The other problem is that I haven't found a Linux distribution that comes with the right drivers for it. Ubuntu Feisty was hopeless - all incarnations (u-, ku-, and xu-) were flummoxed by the screen and failed to start xwindows, or gave an utterly black empty screen.

Next I tried openSUSE, and was in some ways pleasantly surprised. It copes OK with whatever video voodoo is required for this monster screen. It automatically noticed that I had a Windows Vista partition and included it as a boot option. In fact, it includes "Restart and boot directly into Windows" as a menu option, so you can go get a cola while switching OS's instead of hovering over the keyboard waiting to catch the boot loader. Considerate! And it comes with all the cutting-edge goodies like Beagle. (And freeciv! Eek!)

One significant complaint is that, if you don't have wireless connectivity while you're doing the openSUSE installation, YAST won't even record the URLs of the repositories you'll need for software. When you need to download the good stuff later on, you'll need to hunt around for the URLs (psst, they're here) and add them to your list of sources by hand.
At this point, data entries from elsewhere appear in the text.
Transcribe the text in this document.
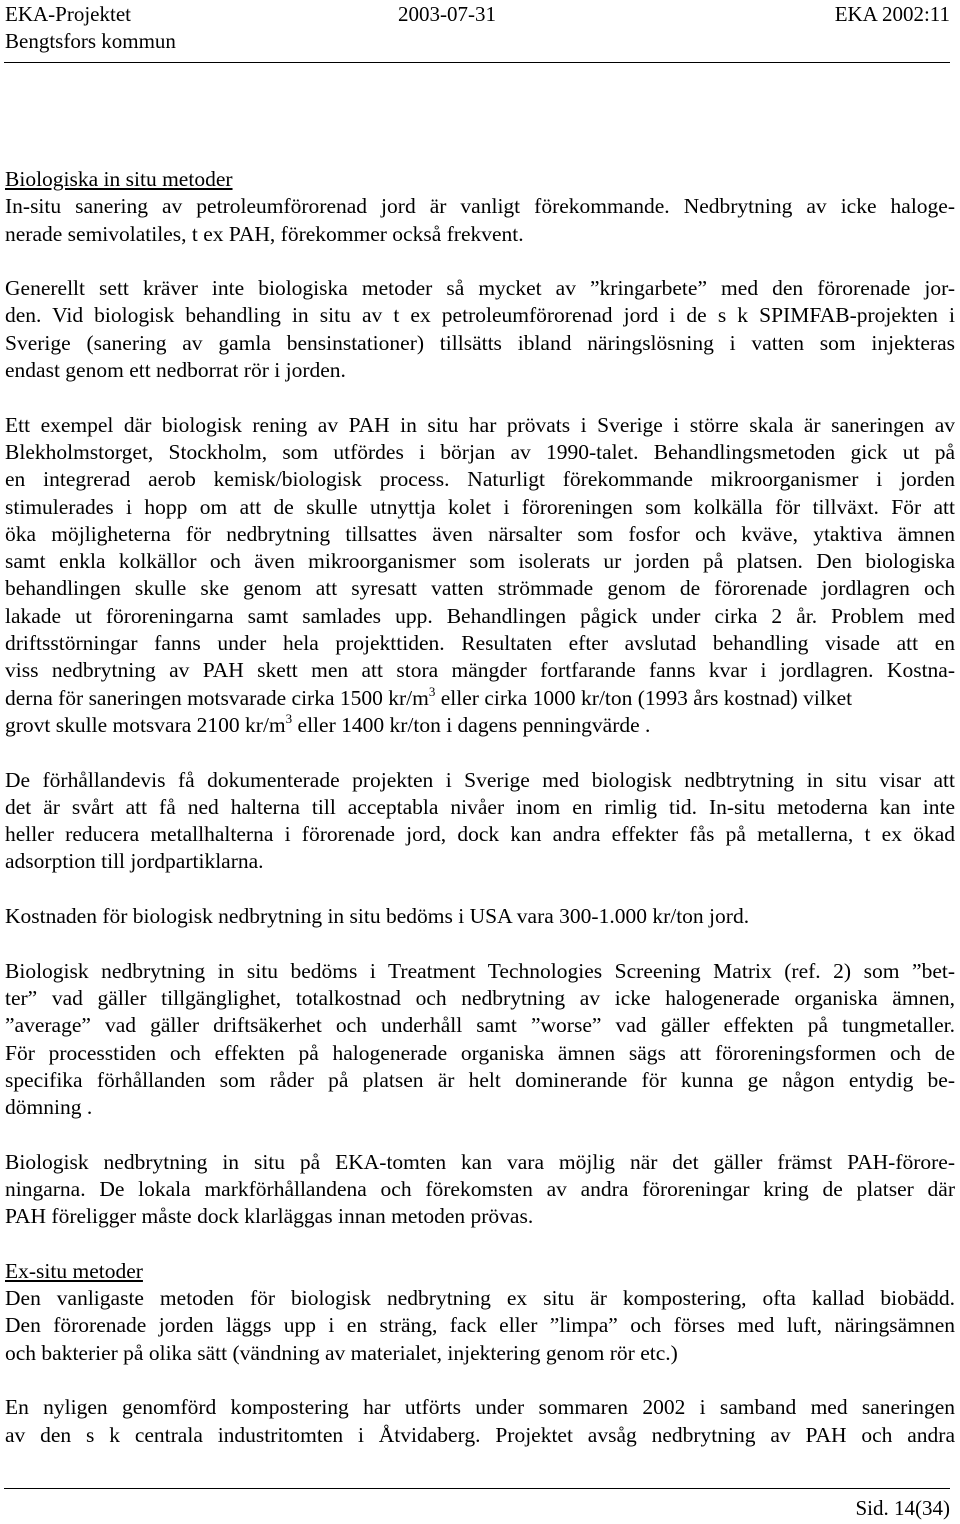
EKA-Projektet
Bengtsfors kommun
2003-07-31	EKA 2002:11
Biologiska in situ metoder
In-situ sanering av petroleumförorenad jord är vanligt förekommande. Nedbrytning av icke haloge-
nerade semivolatiles, t ex PAH, förekommer också frekvent.
Generellt sett kräver inte biologiska metoder så mycket av ”kringarbete” med den förorenade jor-
den. Vid biologisk behandling in situ av t ex petroleumförorenad jord i de s k SPIMFAB-projekten i
Sverige (sanering av gamla bensinstationer) tillsätts ibland näringslösning i vatten som injekteras
endast genom ett nedborrat rör i jorden.
Ett exempel där biologisk rening av PAH in situ har prövats i Sverige i större skala är saneringen av
Blekholmstorget, Stockholm, som utfördes i början av 1990-talet. Behandlingsmetoden gick ut på
en integrerad aerob kemisk/biologisk process. Naturligt förekommande mikroorganismer i jorden
stimulerades i hopp om att de skulle utnyttja kolet i föroreningen som kolkälla för tillväxt. För att
öka möjligheterna för nedbrytning tillsattes även närsalter som fosfor och kväve, ytaktiva ämnen
samt enkla kolkällor och även mikroorganismer som isolerats ur jorden på platsen. Den biologiska
behandlingen skulle ske genom att syresatt vatten strömmade genom de förorenade jordlagren och
lakade ut föroreningarna samt samlades upp. Behandlingen pågick under cirka 2 år. Problem med
driftsstörningar fanns under hela projekttiden. Resultaten efter avslutad behandling visade att en
viss nedbrytning av PAH skett men att stora mängder fortfarande fanns kvar i jordlagren. Kostna-
derna för saneringen motsvarade cirka 1500 $kr/m^3$ eller cirka 1000 kr/ton (1993 års kostnad) vilket
grovt skulle motsvara 2100 $kr/m^3$ eller 1400 kr/ton i dagens penningvärde .
De förhållandevis få dokumenterade projekten i Sverige med biologisk nedbtrytning in situ visar att
det är svårt att få ned halterna till acceptabla nivåer inom en rimlig tid. In-situ metoderna kan inte
heller reducera metallhalterna i förorenade jord, dock kan andra effekter fås på metallerna, t ex ökad
adsorption till jordpartiklarna.
Kostnaden för biologisk nedbrytning in situ bedöms i USA vara 300-1.000 kr/ton jord.
Biologisk nedbrytning in situ bedöms i Treatment Technologies Screening Matrix (ref. 2) som ”bet-
ter” vad gäller tillgänglighet, totalkostnad och nedbrytning av icke halogenerade organiska ämnen,
”average” vad gäller driftsäkerhet och underhåll samt ”worse” vad gäller effekten på tungmetaller.
För processtiden och effekten på halogenerade organiska ämnen sägs att föroreningsformen och de
specifika förhållanden som råder på platsen är helt dominerande för kunna ge någon entydig be-
dömning .
Biologisk nedbrytning in situ på EKA-tomten kan vara möjlig när det gäller främst PAH-förore-
ningarna. De lokala markförhållandena och förekomsten av andra föroreningar kring de platser där
PAH föreligger måste dock klarläggas innan metoden prövas.
Ex-situ metoder
Den vanligaste metoden för biologisk nedbrytning ex situ är kompostering, ofta kallad biobädd.
Den förorenade jorden läggs upp i en sträng, fack eller ”limpa” och förses med luft, näringsämnen
och bakterier på olika sätt (vändning av materialet, injektering genom rör etc.)
En nyligen genomförd kompostering har utförts under sommaren 2002 i samband med saneringen
av den s k centrala industritomten i Åtvidaberg. Projektet avsåg nedbrytning av PAH och andra
Sid. 14(34)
For a SuSE newbie, that's a pain.

But I got through that. The real problem is that I've got no support for the mac80211 wireless card. Trying to get a driver installed for that has been an adventure in frustration. There's a driver here, but it appears to my amateurish eye as though YAST installs the Linux kernel-source into locations where the mac80211 makefile absolutely does not expect it, and trying to hack them into agreement is a step too far for me. It's like being back in the Bad Old Pre-Ubuntu days when Linux was something I only wished I could use.
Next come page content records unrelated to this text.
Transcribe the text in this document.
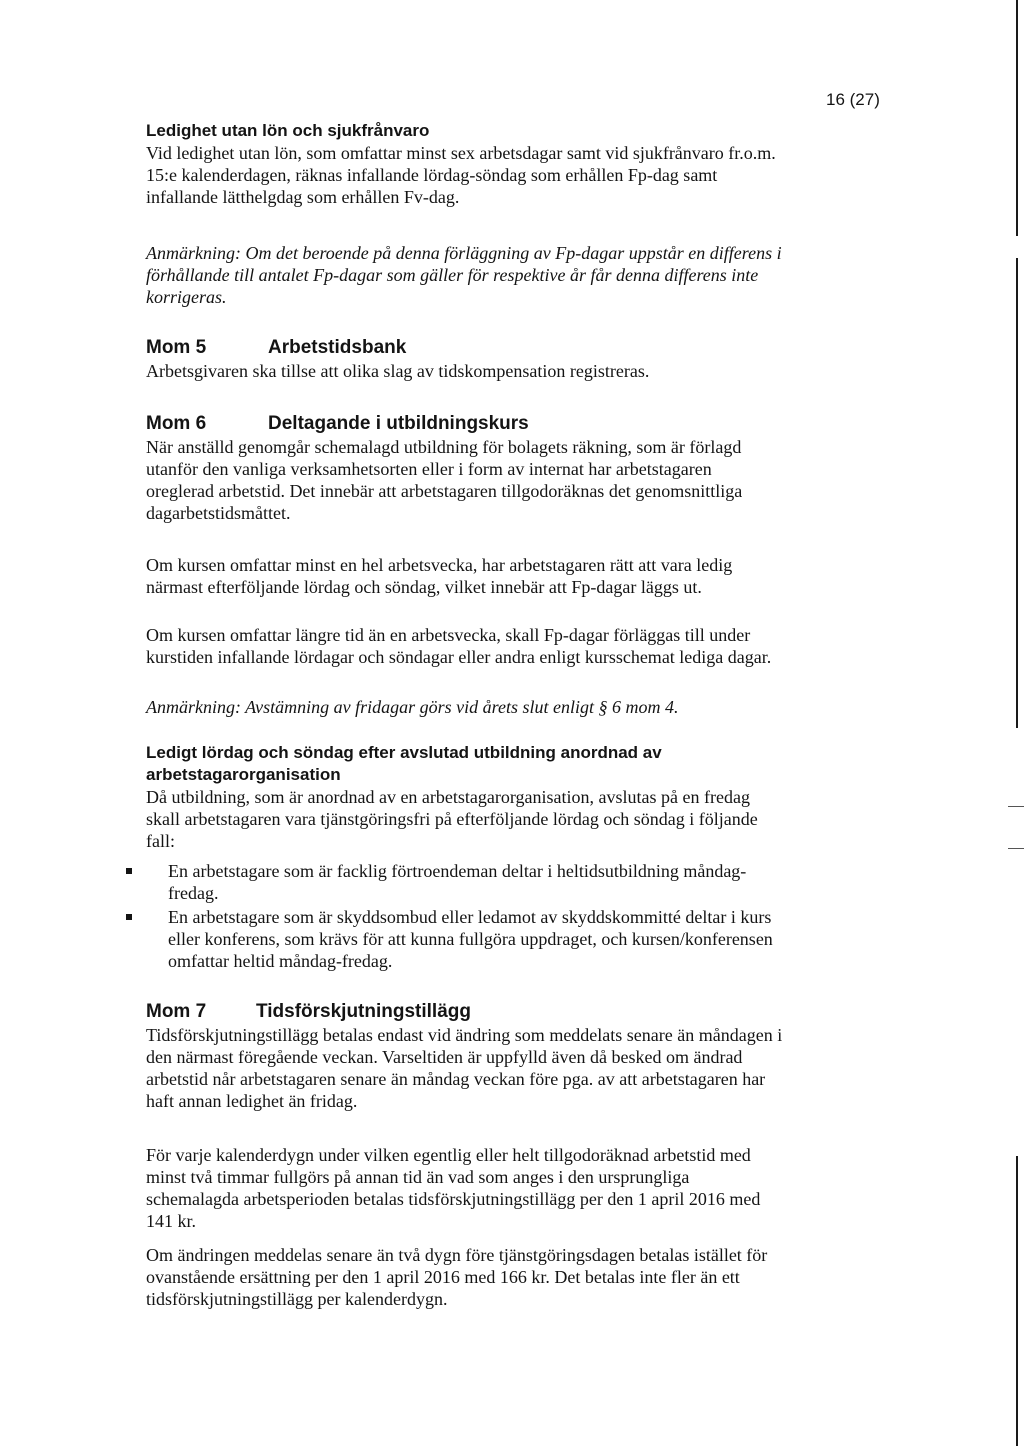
16 (27)
Ledighet utan lön och sjukfrånvaro
Vid ledighet utan lön, som omfattar minst sex arbetsdagar samt vid sjukfrånvaro fr.o.m.
15:e kalenderdagen, räknas infallande lördag-söndag som erhållen Fp-dag samt
infallande lätthelgdag som erhållen Fv-dag.
Anmärkning: Om det beroende på denna förläggning av Fp-dagar uppstår en differens i
förhållande till antalet Fp-dagar som gäller för respektive år får denna differens inte
korrigeras.
Mom 5	Arbetstidsbank
Arbetsgivaren ska tillse att olika slag av tidskompensation registreras.
Mom 6	Deltagande i utbildningskurs
När anställd genomgår schemalagd utbildning för bolagets räkning, som är förlagd
utanför den vanliga verksamhetsorten eller i form av internat har arbetstagaren
oreglerad arbetstid. Det innebär att arbetstagaren tillgodoräknas det genomsnittliga
dagarbetstidsmåttet.
Om kursen omfattar minst en hel arbetsvecka, har arbetstagaren rätt att vara ledig
närmast efterföljande lördag och söndag, vilket innebär att Fp-dagar läggs ut.
Om kursen omfattar längre tid än en arbetsvecka, skall Fp-dagar förläggas till under
kurstiden infallande lördagar och söndagar eller andra enligt kursschemat lediga dagar.
Anmärkning: Avstämning av fridagar görs vid årets slut enligt § 6 mom 4.
Ledigt lördag och söndag efter avslutad utbildning anordnad av
arbetstagarorganisation
Då utbildning, som är anordnad av en arbetstagarorganisation, avslutas på en fredag
skall arbetstagaren vara tjänstgöringsfri på efterföljande lördag och söndag i följande
fall:
En arbetstagare som är facklig förtroendeman deltar i heltidsutbildning måndag-
fredag.
En arbetstagare som är skyddsombud eller ledamot av skyddskommitté deltar i kurs
eller konferens, som krävs för att kunna fullgöra uppdraget, och kursen/konferensen
omfattar heltid måndag-fredag.
Mom 7	Tidsförskjutningstillägg
Tidsförskjutningstillägg betalas endast vid ändring som meddelats senare än måndagen i
den närmast föregående veckan. Varseltiden är uppfylld även då besked om ändrad
arbetstid når arbetstagaren senare än måndag veckan före pga. av att arbetstagaren har
haft annan ledighet än fridag.
För varje kalenderdygn under vilken egentlig eller helt tillgodoräknad arbetstid med
minst två timmar fullgörs på annan tid än vad som anges i den ursprungliga
schemalagda arbetsperioden betalas tidsförskjutningstillägg per den 1 april 2016 med
141 kr.
Om ändringen meddelas senare än två dygn före tjänstgöringsdagen betalas istället för
ovanstående ersättning per den 1 april 2016 med 166 kr. Det betalas inte fler än ett
tidsförskjutningstillägg per kalenderdygn.
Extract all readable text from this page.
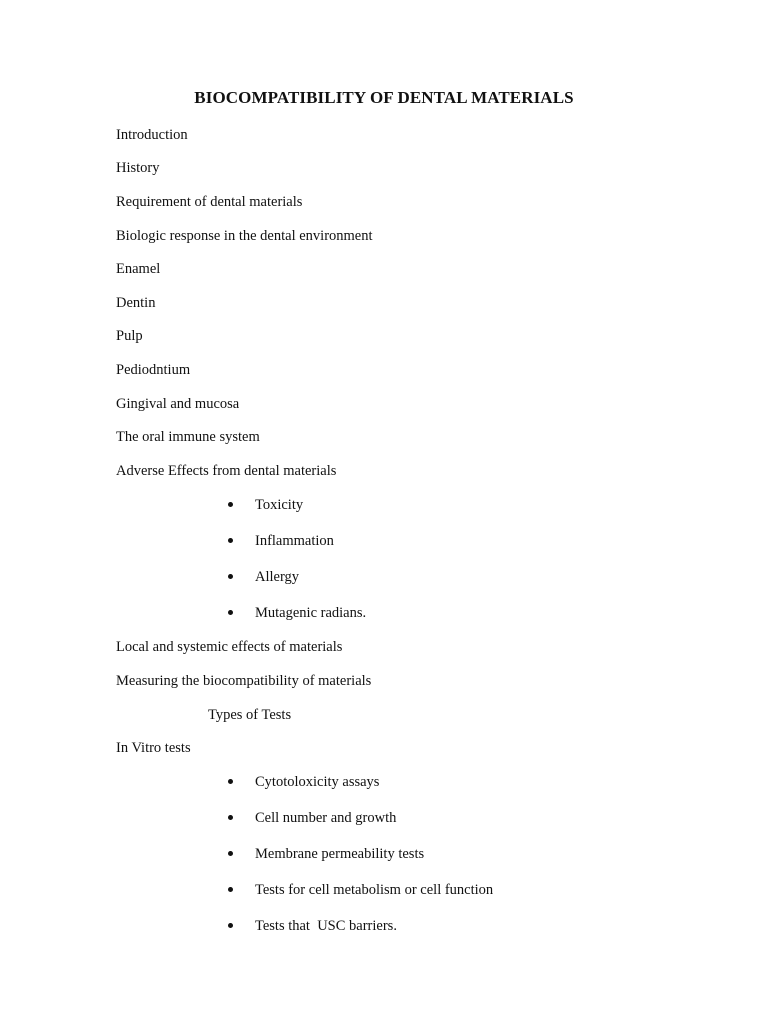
BIOCOMPATIBILITY OF DENTAL MATERIALS
Introduction
History
Requirement of dental materials
Biologic response in the dental environment
Enamel
Dentin
Pulp
Pediodntium
Gingival and mucosa
The oral immune system
Adverse Effects from dental materials

Toxicity

Inflammation

Allergy

Mutagenic radians.

Local and systemic effects of materials
Measuring the biocompatibility of materials
Types of Tests
In Vitro tests

Cytotoloxicity assays

Cell number and growth

Membrane permeability tests

Tests for cell metabolism or cell function

Tests that  USC barriers.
So here I am, typing on a zillion-dollar laptop and tethered to the wall like it's 1994, and trying to figure out my next move. This says Sabayon 3.4 supports mac80211. I hadn't even heard of Sabayon before this week, and I've read good things about it, but I wonder if it's just too fancy. It installs from DVDs; I've never even tried burning one of those. And I can't even get its blasted homepage to come up under Firefox or Konqueror. But whatever; I need wireless. If you don't hear from me for a while, it's because I need to compile my own drivers for the keyboard, or maybe the AC adapter.